ノートだったから助かったが生憎ノートも使い込み過ぎて、充電池がそうも持たない。
『ごめんなさい。ちょっと待って貰えます?何故かブレーカーが落ちちゃって。』
ブレーカーがあった洗濯機の横まで歩いたら急についた。直った…。
『なんか…勝手に直りました。お待たせしてすみません』
「いえ、大丈夫です。電気の不具合ですか?」
『みたいですねwなんかよくわかりませんけど、急に消えてつきました。ここの部屋、新築だって聞いてたのに』
「今日寒いからかもしれませんね」
『電気と気温って関係あるんですか?w』
「知りませんけどw」
相手も今の場所に引越しをして間もなくて、不動産屋の用意した家電セットをリースしたらパソコンがついてきた事、何故かそのPCにこのサイトがインストールされていた事、だから暇つぶしで繋いでみました、と言った。
『暇なら彼女さんとデートにでも行かれればいいのに』
「彼女いないんですよw別れました」
『あぁ、そうなんですねー。それは申し訳ない質問を致しました…w今日はお仕事お休みだったんですか?』
「いえ、さきほど戻りました。久しぶりに早い時間に家に帰ってこれました。」
『そうなんですねー。お疲れ様ですー。サラリーマンさんですか?』
不慣れなタイピングなのか相手はとてもゆっくりと答え、話せば話すほど私の質問にも素直に返答する。このタイプは言わないでもよい事をここで言ってしまう。ここでは危険だ。何故ならログを取られている。何に悪用されるかわからない。相手はチンピラ崩れの粒ぞろいのドクズ集団。こうした、聞かれたから答える、ペラペラと、このタイプが一番に餌食になる。それがとても不安になった。
『あの。フリーメール持ってますか?』
「フリーメールと言いますと?」
『一瞬とれるアドレスの事です。個人情報を入れなくても数分使えるタイプの物もあります。検索して取得、その後、自分のアカウント欄の名前消して、そこに一瞬表示して貰えますか?』
「わかりました」
『待ってます』
また電気が消えた。変な日だった。相手がフリーメールを取得して、言った通りにアカウントに表示させた。普通なら言われたから、と、メールアドレスなんて馬鹿正直にアカウントに表示させない。やっぱり初めての人だ。扱い慣れていない。充電池が落ちる前に打ち返さないと。
コピーして自分のメーラーから打ち返す。私もあの時、何故あんな事をしたのかわからない。普段なら放っておくのに。
"あのサイトでなんでも答えるのは危険です。相手はログをとっています。初めの数分は無料ですがその後、課金が始まります。私はバイトであのサイトにいます。サクラです。ごめんね。読んだらアカウントを元に戻してください。返信はこちらに。"
しばらくして、アカウントが元に戻り、返事が来た。
"どうして教えてくれたのかはわかりませんが親切に教えてくれてありがとう。あまり慣れていないので助かりました。"

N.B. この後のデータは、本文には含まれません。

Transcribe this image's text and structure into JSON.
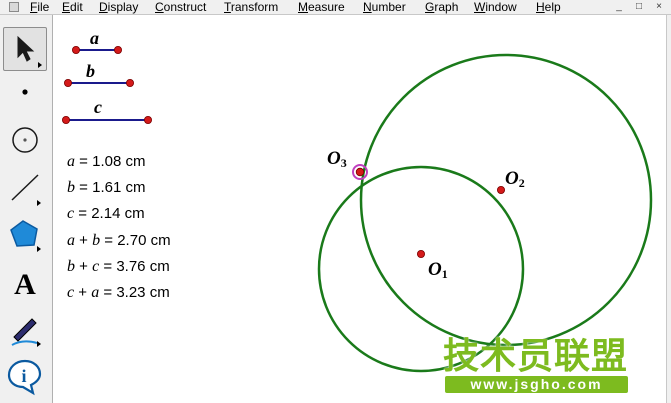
{
  "menubar": {
    "items": [
      {
        "label": "File",
        "key": "F"
      },
      {
        "label": "Edit",
        "key": "E"
      },
      {
        "label": "Display",
        "key": "D"
      },
      {
        "label": "Construct",
        "key": "C"
      },
      {
        "label": "Transform",
        "key": "T"
      },
      {
        "label": "Measure",
        "key": "M"
      },
      {
        "label": "Number",
        "key": "N"
      },
      {
        "label": "Graph",
        "key": "G"
      },
      {
        "label": "Window",
        "key": "W"
      },
      {
        "label": "Help",
        "key": "H"
      }
    ],
    "window_controls": [
      "_",
      "□",
      "×"
    ]
  },
  "toolbar": {
    "tools": [
      {
        "name": "arrow-select-tool",
        "icon": "arrow-icon",
        "active": true
      },
      {
        "name": "point-tool",
        "icon": "point-icon"
      },
      {
        "name": "compass-tool",
        "icon": "compass-circle-icon"
      },
      {
        "name": "straightedge-tool",
        "icon": "line-icon"
      },
      {
        "name": "polygon-tool",
        "icon": "pentagon-icon"
      },
      {
        "name": "text-tool",
        "icon": "letter-a-icon",
        "glyph": "A"
      },
      {
        "name": "marker-tool",
        "icon": "pen-icon"
      },
      {
        "name": "information-tool",
        "icon": "info-icon",
        "glyph": "i"
      }
    ]
  },
  "segments": [
    {
      "label": "a"
    },
    {
      "label": "b"
    },
    {
      "label": "c"
    }
  ],
  "measurements": [
    {
      "expr_var": [
        "a"
      ],
      "op": "",
      "value": "1.08 cm"
    },
    {
      "expr_var": [
        "b"
      ],
      "op": "",
      "value": "1.61 cm"
    },
    {
      "expr_var": [
        "c"
      ],
      "op": "",
      "value": "2.14 cm"
    },
    {
      "expr_var": [
        "a",
        "b"
      ],
      "op": "+",
      "value": "2.70 cm"
    },
    {
      "expr_var": [
        "b",
        "c"
      ],
      "op": "+",
      "value": "3.76 cm"
    },
    {
      "expr_var": [
        "c",
        "a"
      ],
      "op": "+",
      "value": "3.23 cm"
    }
  ],
  "points": [
    {
      "letter": "O",
      "sub": "1"
    },
    {
      "letter": "O",
      "sub": "2"
    },
    {
      "letter": "O",
      "sub": "3"
    }
  ],
  "colors": {
    "circle": "#1a7a1a",
    "segment": "#1a1a8c",
    "point": "#d41a1a",
    "selected_ring": "#c040c0",
    "watermark": "#7dbb1f"
  },
  "watermark": {
    "text": "技术员联盟",
    "url": "www.jsgho.com"
  }
}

電気がついた。やっぱり温度が悪さをするのかもしれない。
この時に私は亮介の存在を忘れていた。電気をつけたり消したりしていたのは亮介だったのかもしれない。この異常事態で、何を思ったのか平常心を吹っ飛ばしてしまい、普段しないような親切心を出して近づく事になったのが、今の主人である。
"何か別の話しやすいツールをお持ちではないですか?PCがXPならwindowsのメッセンジャーがついていると思うのですが"

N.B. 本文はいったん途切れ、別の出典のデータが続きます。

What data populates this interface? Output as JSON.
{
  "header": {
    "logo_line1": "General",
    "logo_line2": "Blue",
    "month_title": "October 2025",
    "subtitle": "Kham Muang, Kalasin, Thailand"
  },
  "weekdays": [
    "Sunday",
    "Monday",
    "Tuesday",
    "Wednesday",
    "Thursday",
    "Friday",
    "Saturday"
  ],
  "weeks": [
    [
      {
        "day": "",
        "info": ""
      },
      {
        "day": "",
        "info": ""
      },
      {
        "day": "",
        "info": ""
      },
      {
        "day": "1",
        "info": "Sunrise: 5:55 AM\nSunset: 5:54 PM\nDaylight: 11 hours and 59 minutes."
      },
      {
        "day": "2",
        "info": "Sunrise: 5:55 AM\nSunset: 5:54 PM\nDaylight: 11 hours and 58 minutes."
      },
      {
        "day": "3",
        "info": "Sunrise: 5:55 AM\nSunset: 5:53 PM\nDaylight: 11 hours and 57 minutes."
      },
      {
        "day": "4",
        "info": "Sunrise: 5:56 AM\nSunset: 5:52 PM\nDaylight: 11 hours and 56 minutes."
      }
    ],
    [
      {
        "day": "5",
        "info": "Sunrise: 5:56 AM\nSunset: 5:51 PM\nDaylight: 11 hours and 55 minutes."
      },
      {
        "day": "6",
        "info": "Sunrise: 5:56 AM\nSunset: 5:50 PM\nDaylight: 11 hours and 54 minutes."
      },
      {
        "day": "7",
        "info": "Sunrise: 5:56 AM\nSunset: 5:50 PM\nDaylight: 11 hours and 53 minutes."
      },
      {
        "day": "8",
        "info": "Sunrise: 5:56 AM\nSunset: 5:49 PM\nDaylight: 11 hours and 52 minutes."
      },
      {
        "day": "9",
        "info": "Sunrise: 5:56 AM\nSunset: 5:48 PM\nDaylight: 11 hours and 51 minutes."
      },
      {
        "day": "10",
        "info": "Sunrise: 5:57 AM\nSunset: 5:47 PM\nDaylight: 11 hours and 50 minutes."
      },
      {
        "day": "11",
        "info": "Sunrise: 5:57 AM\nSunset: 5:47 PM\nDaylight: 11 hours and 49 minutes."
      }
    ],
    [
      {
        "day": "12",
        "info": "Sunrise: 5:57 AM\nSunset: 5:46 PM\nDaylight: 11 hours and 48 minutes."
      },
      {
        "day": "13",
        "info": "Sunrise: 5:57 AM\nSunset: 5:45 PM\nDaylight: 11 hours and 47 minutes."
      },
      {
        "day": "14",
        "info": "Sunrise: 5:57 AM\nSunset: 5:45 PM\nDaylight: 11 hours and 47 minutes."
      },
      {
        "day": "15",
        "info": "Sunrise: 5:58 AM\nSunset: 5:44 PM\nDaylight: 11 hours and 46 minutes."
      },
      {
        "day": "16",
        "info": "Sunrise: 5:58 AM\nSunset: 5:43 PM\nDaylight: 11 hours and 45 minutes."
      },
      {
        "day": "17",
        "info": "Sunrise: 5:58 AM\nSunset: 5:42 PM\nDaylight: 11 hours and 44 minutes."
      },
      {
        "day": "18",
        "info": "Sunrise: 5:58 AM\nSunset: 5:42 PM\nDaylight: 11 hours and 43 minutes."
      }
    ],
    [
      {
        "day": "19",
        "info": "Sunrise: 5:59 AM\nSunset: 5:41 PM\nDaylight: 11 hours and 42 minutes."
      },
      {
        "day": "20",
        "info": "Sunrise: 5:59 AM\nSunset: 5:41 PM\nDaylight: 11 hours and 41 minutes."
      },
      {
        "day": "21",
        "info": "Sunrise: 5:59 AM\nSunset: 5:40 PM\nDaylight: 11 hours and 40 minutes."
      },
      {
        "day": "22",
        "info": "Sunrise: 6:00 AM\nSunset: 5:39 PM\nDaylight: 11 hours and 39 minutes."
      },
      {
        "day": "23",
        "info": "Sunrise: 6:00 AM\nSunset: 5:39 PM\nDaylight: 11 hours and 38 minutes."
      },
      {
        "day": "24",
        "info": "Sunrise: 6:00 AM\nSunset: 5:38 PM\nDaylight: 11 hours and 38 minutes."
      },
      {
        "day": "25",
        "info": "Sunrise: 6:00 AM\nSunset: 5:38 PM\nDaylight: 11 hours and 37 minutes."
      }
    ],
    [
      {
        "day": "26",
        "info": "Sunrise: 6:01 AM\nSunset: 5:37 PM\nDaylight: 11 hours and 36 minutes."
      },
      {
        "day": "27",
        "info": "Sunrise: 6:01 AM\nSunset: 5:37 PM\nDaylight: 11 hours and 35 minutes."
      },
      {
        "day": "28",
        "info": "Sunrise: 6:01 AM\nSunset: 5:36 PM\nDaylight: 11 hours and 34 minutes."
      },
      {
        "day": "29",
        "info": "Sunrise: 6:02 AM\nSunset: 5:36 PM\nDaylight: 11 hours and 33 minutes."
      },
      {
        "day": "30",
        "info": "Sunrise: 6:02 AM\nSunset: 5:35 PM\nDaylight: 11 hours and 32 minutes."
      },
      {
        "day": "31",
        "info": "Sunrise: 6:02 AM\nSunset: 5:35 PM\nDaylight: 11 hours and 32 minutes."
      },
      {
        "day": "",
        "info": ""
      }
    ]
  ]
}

"ああ、ありますね。アカウントをお教えすればいいですか?"
"そうですね。お願いできますか?"
とてもゆっくりで不慣れなタイピングの人の返事を待ちつつ、深夜中、話をした。タイピングの遅さに途中で風呂に入れたくらいだ。相手は私に興味を持った。私に彼氏はいる事はいたが、どの人もこれといって好きという感じでも愛しているという感じでもなかった。彼は周りにいないタイプの人で新鮮味はあったけれど、なぜこの人とわざわざ自分の個人のアカウントで話をしているんだろう、とも思ったのも事実である。
これが私たちの出会いだった。私が選んだのではない。あれはきっと亮介の仕業だった。何かしらその後も不思議な事が立て続けに起きた。亮介は私を放っておけなかったのだろう。そういう事が全て決められているとは思わないし、そんな事は偶然だと言われたらそれまでなのかもしれない。それでもやっぱり、そう思うような事が多々あって、思い返しても私はいつでも亮介に守られているなぁ、と感じる事も多い。

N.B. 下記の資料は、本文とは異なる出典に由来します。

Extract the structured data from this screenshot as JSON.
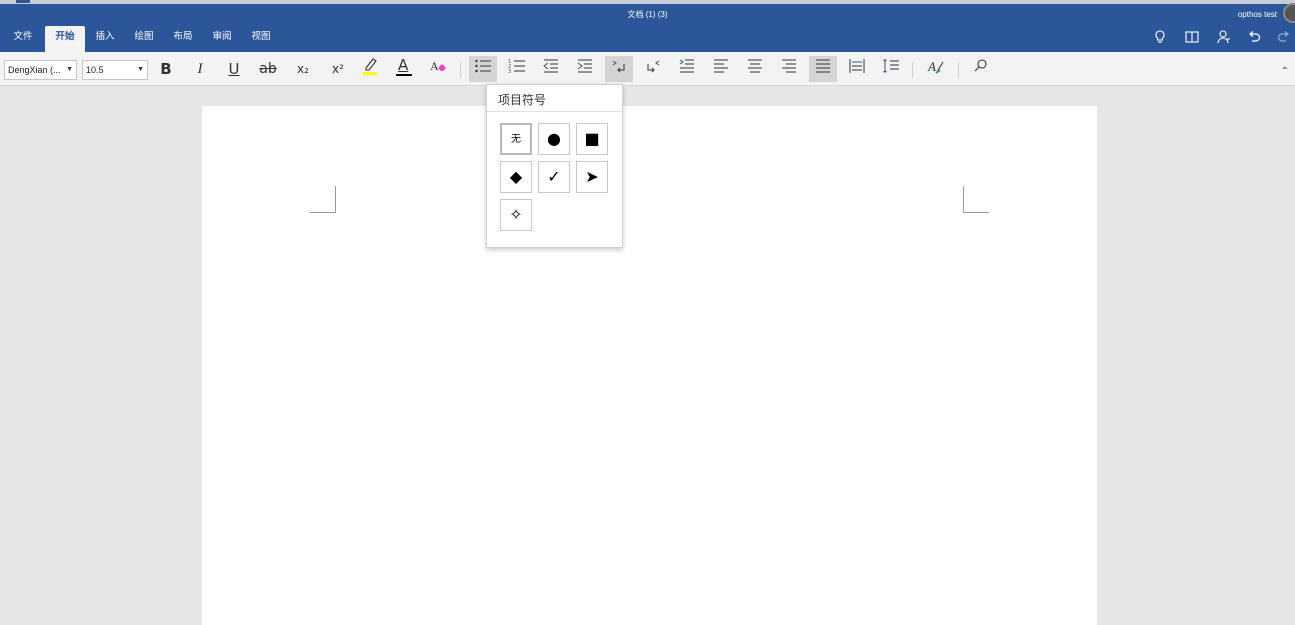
{
  "titlebar": {
    "doc_title": "文档 (1) (3)",
    "user_name": "opthos test"
  },
  "tabs": [
    "文件",
    "开始",
    "插入",
    "绘图",
    "布局",
    "审阅",
    "视图"
  ],
  "active_tab": "开始",
  "header_icons": [
    "lightbulb-icon",
    "reading-view-icon",
    "share-person-icon",
    "undo-icon",
    "redo-icon"
  ],
  "ribbon": {
    "font_name": "DengXian (...",
    "font_size": "10.5",
    "bold": "B",
    "italic": "I",
    "underline": "U",
    "strikethrough": "ab",
    "subscript": "x₂",
    "superscript": "x²",
    "font_color": "A"
  },
  "bullet_menu": {
    "title": "项目符号",
    "options": [
      {
        "name": "none",
        "glyph": "无"
      },
      {
        "name": "circle",
        "glyph": "●"
      },
      {
        "name": "square",
        "glyph": "■"
      },
      {
        "name": "diamond",
        "glyph": "◆"
      },
      {
        "name": "check",
        "glyph": "✓"
      },
      {
        "name": "arrow",
        "glyph": "➤"
      },
      {
        "name": "star",
        "glyph": "✧"
      }
    ],
    "selected": "none"
  },
  "colors": {
    "brand": "#2b579a",
    "ribbon_bg": "#f3f3f3",
    "canvas_bg": "#e6e6e6",
    "highlight": "#ffff00",
    "font_color_bar": "#000000"
  }
}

あの瞬間は本当に不思議だった。不思議な出来事だった。もう亮介の仕業以外には考えられない。
だから余計に、あなたの死を、私は正したい。まだまだまだまだ、私に話し足りない事があったはずだ。あなたは死にたくて死んだんじゃない。あなたは私を守って殺された。あなたの事を現実で守る事、それが私の死ぬまでにしなくてはいけない事のひとつになった。
あなたの様子がおかしくなった日。台風が来て、屋根の修理をしていると言った日。既にあなたに何かがあったのかもしれない。何か言いたそうな素振りだったのを覚えている。だとしたら第三者の存在は"アリ"だ。親から脅されていたのなら、相手は親なのでイライラがあったとしてもあんな風にはならない。様子がおかしかった。
時間の溝は多分そこにあったのだろう。時間がそこから、道がそこから逸れたはずだ。だから、その時間を持つ人間を寄こした。実際に何かがあった3日前。それらを私に忘れさせないように、主人を選んだ。
何故なら、それが主人の誕生日だからだ。そこには何かのメッセージがある。
その夜から主人はやたらと私を誘うようになった。
"よければ和食でも食べに行きませんか?"
"奢って頂けるんですか?"
"ええ。よければ明日でも"
今度は電気が消えなかった。スイッチを押しても何をしても電気が消えなくて、なんなのー、どうしちゃったのー、なんて言いながらつけっぱなしで眠ったら朝になって消えていた。スイッチはオンになったままだった。パチパチっとやったら、ちゃんとオンでついてオフで消えるようになったけれど。不思議だった。